Balik lagi, ngomong-ngomong soal buku dan kopi, dua hal yang gak bisa lepas dari aku saat ini. Akhirnya aku menemukan satu kedai kopi yang mana kedai kopi ini memiliki dua hal yang aku sukai tadi namanya Literacy Coffee. Sesuai dengan nama tempatnya, Literacy yang artinya aksara, huruf atau bacaan dan Coffee yang artinya kopi. Yap, kedai kopi dengan ruang baca didalamnya. Memang benar, banyak tempat-tempat kedai kopi yang memiliki konsep yang sama. Tetapi ada sesuatu yang membuat Literacy Coffee ini berbeda dengan kedai kopi yang memiliki konsep yang sama lainnya. Dan itulah yang membuatku antusias untu menulis tentang Literacy Coffee ini. Apa itu? Nah disinilah aku akan menulis tentang ‘sesuatu’ itu, hahaha. Ngomong-ngomong buat kalian yang sering mengunjungi blogku, yang sering baca tulisanku pasti kalian mendapatkan sedikit perbedaan di artikel ini dengan yang sebelum-sebelumnya. Apa itu?tulisanku yang agak sedikit berbeda? lebih santai? ceria? senang? Ya aku senang, ketika aku menulis tentang Literacy Coffee ini, aku senang karna diberikan izin untuk menulis tentang Literacy Coffee. Bukan hanya itu saja, aku juga diberikan kesempatan untuk mengobrol langsung dengan pemiliknya, yaitu Bang John Fawer Siahaan. Ya, akhirnya aku bisa ngobrol-ngobrol dan sharing tentang Literacy Coffee ini dengan Bang John.

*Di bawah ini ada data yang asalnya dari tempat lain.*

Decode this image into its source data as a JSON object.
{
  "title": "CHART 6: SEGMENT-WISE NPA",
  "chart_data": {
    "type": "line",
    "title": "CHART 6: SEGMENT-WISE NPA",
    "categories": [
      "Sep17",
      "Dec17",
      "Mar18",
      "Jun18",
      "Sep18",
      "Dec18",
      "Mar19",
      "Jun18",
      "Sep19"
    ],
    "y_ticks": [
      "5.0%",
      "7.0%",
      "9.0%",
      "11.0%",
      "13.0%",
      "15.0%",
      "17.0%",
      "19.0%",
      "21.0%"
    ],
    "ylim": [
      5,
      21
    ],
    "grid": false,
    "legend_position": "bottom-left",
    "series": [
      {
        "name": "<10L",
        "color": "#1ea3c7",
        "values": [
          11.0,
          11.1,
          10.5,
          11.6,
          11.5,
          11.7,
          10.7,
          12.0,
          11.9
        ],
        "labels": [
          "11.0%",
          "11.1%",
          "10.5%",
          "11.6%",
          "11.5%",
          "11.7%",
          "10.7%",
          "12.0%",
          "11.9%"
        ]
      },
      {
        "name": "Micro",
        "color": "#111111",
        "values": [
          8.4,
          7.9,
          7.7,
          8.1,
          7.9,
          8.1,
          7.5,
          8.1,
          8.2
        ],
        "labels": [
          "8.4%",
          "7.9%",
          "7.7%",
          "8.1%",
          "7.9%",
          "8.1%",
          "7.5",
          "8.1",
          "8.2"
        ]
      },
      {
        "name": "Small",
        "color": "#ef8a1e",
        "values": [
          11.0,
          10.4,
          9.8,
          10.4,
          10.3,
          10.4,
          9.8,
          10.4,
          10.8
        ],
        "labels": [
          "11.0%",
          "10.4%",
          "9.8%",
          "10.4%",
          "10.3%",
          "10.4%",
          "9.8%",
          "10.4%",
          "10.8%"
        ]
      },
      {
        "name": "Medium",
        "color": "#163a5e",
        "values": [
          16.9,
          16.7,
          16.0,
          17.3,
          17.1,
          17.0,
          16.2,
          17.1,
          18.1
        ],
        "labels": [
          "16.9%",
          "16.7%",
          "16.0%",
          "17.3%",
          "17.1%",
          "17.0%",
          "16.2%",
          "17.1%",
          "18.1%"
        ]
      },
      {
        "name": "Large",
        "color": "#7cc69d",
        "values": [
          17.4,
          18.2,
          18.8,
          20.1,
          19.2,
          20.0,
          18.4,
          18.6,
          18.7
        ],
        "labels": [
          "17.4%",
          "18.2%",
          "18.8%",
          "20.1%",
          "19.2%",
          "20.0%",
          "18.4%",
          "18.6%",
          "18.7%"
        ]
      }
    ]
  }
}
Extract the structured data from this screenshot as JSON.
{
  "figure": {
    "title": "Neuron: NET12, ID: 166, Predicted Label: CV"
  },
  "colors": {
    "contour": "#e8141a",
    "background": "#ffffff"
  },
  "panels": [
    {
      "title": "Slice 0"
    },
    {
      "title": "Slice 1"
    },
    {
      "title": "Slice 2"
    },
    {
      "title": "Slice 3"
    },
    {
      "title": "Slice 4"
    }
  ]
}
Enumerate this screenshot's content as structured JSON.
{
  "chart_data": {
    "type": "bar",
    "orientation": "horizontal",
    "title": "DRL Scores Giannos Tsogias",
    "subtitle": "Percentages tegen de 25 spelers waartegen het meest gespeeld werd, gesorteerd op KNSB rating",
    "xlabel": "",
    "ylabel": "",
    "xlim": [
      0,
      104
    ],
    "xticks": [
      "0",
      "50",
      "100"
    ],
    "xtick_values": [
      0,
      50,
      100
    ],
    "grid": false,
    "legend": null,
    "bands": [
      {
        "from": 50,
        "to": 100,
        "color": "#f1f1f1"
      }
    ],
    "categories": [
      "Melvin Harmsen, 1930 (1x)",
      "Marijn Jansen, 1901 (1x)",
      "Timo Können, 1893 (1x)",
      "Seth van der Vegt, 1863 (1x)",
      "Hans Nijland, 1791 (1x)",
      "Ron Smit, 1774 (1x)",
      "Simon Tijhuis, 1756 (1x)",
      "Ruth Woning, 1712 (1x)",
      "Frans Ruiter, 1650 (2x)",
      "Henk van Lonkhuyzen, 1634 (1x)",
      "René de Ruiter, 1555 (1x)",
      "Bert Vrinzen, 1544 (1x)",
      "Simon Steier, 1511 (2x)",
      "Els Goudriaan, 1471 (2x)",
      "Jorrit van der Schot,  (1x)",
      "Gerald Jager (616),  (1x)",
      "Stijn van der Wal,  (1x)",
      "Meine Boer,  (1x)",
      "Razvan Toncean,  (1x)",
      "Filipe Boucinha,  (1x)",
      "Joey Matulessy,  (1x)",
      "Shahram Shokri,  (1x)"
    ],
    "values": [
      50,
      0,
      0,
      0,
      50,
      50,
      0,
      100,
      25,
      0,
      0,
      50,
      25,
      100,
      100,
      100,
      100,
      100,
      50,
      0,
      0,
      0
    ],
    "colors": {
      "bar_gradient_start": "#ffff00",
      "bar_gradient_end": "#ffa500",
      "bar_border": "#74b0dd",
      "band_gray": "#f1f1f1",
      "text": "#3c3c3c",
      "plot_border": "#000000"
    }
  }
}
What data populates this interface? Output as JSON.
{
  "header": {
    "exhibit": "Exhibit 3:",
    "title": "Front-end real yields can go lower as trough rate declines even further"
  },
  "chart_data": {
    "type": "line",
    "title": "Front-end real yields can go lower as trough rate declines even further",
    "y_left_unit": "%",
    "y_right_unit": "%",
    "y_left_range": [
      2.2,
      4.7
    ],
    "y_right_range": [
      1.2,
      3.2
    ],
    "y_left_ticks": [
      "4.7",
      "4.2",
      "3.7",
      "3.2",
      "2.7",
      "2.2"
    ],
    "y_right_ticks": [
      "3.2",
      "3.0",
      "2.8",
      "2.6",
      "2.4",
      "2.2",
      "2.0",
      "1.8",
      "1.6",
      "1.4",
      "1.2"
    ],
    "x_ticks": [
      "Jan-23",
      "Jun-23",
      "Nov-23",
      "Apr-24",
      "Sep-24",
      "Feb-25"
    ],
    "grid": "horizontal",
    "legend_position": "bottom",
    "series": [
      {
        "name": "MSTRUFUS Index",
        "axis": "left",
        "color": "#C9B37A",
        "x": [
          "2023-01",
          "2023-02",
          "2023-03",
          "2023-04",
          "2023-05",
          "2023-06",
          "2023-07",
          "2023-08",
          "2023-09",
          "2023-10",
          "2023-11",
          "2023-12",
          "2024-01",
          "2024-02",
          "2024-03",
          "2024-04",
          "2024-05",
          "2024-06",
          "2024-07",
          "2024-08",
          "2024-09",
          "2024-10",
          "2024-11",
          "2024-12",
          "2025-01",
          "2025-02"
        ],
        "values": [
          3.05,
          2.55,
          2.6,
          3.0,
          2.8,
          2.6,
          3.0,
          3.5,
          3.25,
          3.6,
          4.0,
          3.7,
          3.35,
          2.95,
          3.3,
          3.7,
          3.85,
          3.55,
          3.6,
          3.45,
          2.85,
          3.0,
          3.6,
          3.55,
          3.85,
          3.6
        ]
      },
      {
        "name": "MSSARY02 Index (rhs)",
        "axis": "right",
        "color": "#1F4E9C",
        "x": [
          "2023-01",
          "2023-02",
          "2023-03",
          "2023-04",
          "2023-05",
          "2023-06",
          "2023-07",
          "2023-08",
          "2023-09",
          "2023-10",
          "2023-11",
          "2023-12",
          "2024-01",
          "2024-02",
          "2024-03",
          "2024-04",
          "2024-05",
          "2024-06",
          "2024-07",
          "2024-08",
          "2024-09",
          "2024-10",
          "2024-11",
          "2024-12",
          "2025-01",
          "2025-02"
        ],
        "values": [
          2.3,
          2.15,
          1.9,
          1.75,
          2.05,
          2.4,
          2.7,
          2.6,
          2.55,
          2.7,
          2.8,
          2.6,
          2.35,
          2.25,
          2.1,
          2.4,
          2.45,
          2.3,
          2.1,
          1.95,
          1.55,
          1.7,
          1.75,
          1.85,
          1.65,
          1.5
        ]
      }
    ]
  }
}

Jadi disinilah aku akan menulis berdasarkan hasil obrolan kami, atau lebih tepatnya wawancara (?). Karna sebelum datang ketempat ini, sebenarnya aku sudah menyediakan beberapa pertanyaan yang aku buat (biar aku gak lupa) yang mana akan aku rangkum menjadi satu artikel dan pastinya sudah dengan izin dari Bang John (terimakasih bang). Jadi sebelum aku menulis tentang hasil dari obrolan kami dari pertanyaan-pertanyaan yang aku buat, aku akan menulis sedikit tentang informasi Literacy Coffee ini terlebih dahulu, jadi untuk mengetahui informasi lebih lagi teman-teman bisa kunjungi sosial media Instagramnya https://www.instagram.com/literacycoffee/ , tinggal di klik jangan lupa difollow dan silahkan dikepoin!

Lanjut, jadi Literacy Coffee merupakan sebuah kedai kopi yang bernuansa lokal yang ada di kota Medan. Yang letaknya ada di Jalan Jati II, Teladan Timur, dekat dengan Gedung Arca dan kampus ITM (Institut Teknologi Medan). Literacy Coffee ini sudah ada sejak Tahun 2017, namun secara ide dan gagasan sudah ada sejak tahun 2010, yang mana berawal dari masalah yang dihadapi pada masa Mas John berkuliah dan menyusun skripsi tentang sejarah lokal. “Pada saat itu sudah berkeliling kampus-kampus, tetapi konten-konten lokal yang dibutuhkan sangat minim, jadi aku merasa apa yang kurasakan ini merupakan sebuah peluang,” ungkap bang John. Berhubung bang John yang sering berdiskusi tentang filsafat, ideologi, ditambah lagi teman-teman baik senior maupun junior dikampus yang memiliki interest yang sama juga mengalami kendala yang sama yaitu minimnya konten-konten lokal yang mana hal tersebut sangat dibutuhkan dan merupakan suatu tuntutan dari kampus. “Padahal, buku-buku itu ada, tetapi tidak terkumpul disatu tempat yang mana kemungkinan berada ditangan kolektor, atau pasar-pasar buku yang menjual dengan harga yang fantastis. Jadi kupikir aku mulai mengumpulkan satu persatu buku yang bermuatan konten-konten lokal,” ungkap bang John.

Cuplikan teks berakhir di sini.